Gen Z Is Up Against Millennials for Housing
Many millennials are entering homeownership later in life, leaving both generations looking to buy in a market largely devoid of entry-level options, analysts say.
SANTA CLARA, Calif. – The oldest members of Generation Z are entering their homebuying years, but they’re finding steep competition from millennials for a dwindling supply of entry-level homes.
“Gen Z is entering the housing market under the radar, but at a projected 65 million strong, they are going to begin making some major waves,” says George Ratiu, realtor.com’s senior economist. “However, as the young generation launches into homeownership, it is facing strong headwinds, including competition from millennials, many of whom are entering homeownership later in life, and a marketplace largely devoid of entry-level options.”
Forty percent of Gen Z members surveyed in 2018 said they wanted to own a home by age 25, according to research from realtor.com. They are starting to enter the marketplace: The median price of a home purchased by Gen Z buyers is $160,600, lower than $256,500 for millennials, but it is growing more quickly, realtor.com notes in its Fourth Quarter 2019 Generation Propensity Report.
However, the inventory of homes priced below $200,000 has plummeted by 18.1% annually, according to realtor.com’s data. Gen Z has increased their median purchase price by 11% over the past year.
Gen Z is targeting smaller Midwestern and Southern markets that tend to be known as being more affordable. For example, the top three metros where Gen Z had the largest share of homeownership are Toledo, Ohio; Grand Rapids, Mich.; and Wichita, Kan.

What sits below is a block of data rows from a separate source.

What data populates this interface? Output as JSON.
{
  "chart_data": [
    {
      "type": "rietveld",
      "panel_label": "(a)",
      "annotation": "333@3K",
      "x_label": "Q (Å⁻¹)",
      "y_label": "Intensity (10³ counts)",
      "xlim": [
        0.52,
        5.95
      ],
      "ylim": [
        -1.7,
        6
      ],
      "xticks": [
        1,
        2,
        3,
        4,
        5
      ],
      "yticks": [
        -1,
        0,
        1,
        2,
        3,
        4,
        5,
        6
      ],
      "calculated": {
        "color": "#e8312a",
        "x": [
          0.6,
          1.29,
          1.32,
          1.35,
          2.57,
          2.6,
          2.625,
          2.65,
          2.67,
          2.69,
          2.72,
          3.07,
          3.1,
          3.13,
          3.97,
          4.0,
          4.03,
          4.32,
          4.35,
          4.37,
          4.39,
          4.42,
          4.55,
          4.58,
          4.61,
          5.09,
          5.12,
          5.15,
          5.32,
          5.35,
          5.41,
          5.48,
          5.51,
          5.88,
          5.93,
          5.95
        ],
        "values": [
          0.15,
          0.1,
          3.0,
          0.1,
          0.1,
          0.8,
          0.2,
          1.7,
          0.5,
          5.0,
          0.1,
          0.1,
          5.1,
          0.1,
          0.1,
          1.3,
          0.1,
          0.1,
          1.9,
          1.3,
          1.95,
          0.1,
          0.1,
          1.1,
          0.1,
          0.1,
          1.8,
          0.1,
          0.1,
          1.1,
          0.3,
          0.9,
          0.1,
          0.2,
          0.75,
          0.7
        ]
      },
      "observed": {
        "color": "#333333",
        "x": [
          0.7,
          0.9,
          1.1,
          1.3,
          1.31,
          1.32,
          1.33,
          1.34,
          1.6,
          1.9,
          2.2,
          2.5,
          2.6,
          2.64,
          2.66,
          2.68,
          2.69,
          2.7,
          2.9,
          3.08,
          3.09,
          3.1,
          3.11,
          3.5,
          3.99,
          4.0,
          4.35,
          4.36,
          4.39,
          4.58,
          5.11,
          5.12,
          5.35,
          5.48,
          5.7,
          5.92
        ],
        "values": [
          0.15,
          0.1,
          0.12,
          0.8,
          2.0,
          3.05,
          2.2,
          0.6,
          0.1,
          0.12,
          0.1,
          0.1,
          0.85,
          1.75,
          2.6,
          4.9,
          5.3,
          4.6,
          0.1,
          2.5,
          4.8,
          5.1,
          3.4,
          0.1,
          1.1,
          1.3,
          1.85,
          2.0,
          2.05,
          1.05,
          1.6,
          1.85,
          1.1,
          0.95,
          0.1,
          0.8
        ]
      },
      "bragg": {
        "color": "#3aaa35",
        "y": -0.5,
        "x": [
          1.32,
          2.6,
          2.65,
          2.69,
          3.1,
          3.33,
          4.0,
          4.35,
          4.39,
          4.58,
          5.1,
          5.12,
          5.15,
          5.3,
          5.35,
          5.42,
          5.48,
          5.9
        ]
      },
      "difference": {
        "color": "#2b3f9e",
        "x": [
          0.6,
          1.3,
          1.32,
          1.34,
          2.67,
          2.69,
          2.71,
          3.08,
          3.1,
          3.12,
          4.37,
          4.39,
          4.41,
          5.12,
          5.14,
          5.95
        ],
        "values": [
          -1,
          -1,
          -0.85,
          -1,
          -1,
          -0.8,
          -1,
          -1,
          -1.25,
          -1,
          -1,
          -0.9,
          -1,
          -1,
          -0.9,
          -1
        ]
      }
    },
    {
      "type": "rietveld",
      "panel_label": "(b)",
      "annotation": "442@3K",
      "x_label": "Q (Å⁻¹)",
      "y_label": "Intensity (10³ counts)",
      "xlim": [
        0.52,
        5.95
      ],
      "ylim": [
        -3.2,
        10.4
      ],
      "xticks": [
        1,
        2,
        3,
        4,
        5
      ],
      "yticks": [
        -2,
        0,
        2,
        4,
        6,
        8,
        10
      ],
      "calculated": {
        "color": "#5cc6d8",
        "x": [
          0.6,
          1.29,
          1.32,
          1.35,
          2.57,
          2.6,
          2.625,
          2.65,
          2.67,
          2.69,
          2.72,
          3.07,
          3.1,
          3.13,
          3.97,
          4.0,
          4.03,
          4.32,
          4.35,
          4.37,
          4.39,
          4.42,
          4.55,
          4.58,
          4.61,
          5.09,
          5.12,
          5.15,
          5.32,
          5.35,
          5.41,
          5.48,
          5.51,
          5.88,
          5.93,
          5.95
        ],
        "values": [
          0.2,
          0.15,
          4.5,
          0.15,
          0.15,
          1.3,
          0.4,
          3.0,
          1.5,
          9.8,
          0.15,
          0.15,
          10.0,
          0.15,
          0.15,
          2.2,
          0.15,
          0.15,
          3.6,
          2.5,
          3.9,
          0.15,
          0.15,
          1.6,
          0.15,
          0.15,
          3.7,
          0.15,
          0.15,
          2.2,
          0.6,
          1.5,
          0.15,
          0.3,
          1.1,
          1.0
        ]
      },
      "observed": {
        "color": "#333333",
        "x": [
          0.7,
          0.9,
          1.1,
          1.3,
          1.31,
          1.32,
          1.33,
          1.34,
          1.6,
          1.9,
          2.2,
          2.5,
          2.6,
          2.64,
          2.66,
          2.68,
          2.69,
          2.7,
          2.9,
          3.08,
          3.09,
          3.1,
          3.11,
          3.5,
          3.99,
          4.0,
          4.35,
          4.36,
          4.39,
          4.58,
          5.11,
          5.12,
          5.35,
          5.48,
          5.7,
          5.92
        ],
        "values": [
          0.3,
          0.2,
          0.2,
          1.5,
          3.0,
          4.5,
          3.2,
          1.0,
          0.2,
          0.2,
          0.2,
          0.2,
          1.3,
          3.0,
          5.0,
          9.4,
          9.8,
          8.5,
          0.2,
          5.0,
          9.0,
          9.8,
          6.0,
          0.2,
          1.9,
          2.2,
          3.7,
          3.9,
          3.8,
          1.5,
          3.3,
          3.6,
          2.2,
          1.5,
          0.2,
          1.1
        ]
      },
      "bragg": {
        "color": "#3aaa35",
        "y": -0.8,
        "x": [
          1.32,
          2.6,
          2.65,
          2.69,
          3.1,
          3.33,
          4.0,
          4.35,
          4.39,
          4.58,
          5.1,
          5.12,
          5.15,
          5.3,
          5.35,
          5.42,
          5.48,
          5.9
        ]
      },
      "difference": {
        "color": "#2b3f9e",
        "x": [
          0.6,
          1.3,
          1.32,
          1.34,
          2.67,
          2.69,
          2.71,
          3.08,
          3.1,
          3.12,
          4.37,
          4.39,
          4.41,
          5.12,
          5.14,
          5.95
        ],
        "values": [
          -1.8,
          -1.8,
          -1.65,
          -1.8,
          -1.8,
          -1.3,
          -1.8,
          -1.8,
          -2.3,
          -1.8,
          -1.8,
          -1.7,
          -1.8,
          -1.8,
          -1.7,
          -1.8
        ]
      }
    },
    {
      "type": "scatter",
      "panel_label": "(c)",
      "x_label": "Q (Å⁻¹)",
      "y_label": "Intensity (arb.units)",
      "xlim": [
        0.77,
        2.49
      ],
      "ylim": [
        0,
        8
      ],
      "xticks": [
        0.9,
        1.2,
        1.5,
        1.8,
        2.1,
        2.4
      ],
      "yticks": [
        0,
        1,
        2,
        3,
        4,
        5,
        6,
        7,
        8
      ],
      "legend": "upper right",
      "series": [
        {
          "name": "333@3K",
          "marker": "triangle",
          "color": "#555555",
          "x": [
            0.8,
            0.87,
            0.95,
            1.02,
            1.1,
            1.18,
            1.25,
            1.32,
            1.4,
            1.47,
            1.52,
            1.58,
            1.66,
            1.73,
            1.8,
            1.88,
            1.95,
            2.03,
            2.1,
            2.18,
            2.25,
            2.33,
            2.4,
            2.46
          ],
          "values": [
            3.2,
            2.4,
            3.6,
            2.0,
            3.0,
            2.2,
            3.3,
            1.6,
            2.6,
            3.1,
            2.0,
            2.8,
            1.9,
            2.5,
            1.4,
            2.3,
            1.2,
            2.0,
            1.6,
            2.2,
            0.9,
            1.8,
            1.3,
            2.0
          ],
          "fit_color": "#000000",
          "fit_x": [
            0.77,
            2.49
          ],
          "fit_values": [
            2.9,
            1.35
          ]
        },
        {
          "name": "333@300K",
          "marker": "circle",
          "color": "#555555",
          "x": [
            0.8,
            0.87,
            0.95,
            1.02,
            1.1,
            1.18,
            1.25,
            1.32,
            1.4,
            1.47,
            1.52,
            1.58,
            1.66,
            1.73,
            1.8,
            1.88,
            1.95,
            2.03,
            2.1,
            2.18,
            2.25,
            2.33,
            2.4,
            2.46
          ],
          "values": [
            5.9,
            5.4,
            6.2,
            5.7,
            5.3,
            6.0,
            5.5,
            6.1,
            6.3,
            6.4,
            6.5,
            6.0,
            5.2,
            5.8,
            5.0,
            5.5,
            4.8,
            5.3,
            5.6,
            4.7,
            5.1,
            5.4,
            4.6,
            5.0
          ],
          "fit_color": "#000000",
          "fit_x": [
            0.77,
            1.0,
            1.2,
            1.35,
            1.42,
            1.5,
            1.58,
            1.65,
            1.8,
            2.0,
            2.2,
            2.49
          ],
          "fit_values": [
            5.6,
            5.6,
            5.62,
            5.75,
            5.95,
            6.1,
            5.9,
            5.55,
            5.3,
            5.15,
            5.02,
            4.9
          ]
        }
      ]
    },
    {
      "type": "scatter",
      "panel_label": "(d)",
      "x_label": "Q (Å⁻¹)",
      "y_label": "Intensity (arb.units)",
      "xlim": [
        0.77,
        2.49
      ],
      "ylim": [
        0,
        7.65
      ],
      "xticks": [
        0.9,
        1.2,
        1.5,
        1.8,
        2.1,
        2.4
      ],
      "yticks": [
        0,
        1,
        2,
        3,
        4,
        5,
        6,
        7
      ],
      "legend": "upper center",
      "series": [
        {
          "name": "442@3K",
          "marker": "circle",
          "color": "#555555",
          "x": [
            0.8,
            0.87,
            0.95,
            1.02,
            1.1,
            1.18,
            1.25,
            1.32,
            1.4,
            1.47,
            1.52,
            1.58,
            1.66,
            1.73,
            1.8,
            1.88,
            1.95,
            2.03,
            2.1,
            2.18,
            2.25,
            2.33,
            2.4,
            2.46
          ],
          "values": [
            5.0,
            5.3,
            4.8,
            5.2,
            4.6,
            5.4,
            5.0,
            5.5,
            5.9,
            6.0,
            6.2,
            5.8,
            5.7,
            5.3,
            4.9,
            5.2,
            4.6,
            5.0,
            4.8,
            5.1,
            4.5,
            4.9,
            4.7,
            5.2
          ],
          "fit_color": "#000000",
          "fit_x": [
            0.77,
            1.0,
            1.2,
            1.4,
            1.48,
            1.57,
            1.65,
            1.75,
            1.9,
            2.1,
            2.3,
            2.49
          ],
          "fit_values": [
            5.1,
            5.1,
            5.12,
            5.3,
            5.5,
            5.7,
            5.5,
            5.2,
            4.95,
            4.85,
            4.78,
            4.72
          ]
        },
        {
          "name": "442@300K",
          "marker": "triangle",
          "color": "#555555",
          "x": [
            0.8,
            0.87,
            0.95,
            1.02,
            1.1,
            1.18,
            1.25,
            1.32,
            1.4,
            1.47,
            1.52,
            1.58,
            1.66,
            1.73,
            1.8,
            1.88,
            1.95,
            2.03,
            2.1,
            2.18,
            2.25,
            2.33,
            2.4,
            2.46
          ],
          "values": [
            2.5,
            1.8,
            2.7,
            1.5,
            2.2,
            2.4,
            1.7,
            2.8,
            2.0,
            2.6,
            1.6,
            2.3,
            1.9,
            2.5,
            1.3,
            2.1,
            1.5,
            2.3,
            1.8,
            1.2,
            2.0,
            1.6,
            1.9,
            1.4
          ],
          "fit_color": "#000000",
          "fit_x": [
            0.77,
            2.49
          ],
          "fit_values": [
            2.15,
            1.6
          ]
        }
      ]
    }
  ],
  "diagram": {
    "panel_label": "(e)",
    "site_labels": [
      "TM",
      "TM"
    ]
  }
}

Nevertheless, “with major generational transitions taking place across a housing landscape clouded by lack of new construction and a shortage of inventory, young Americans’ preference for homeownership is a ray of sunshine,” Ratiu says. “It stands in contrast to the rhetoric of the past decade, cataloging young people as the ‘renter generation,’ and provides ample evidence that a significant ramp-up in affordable new home building is needed to meet the growing demand.”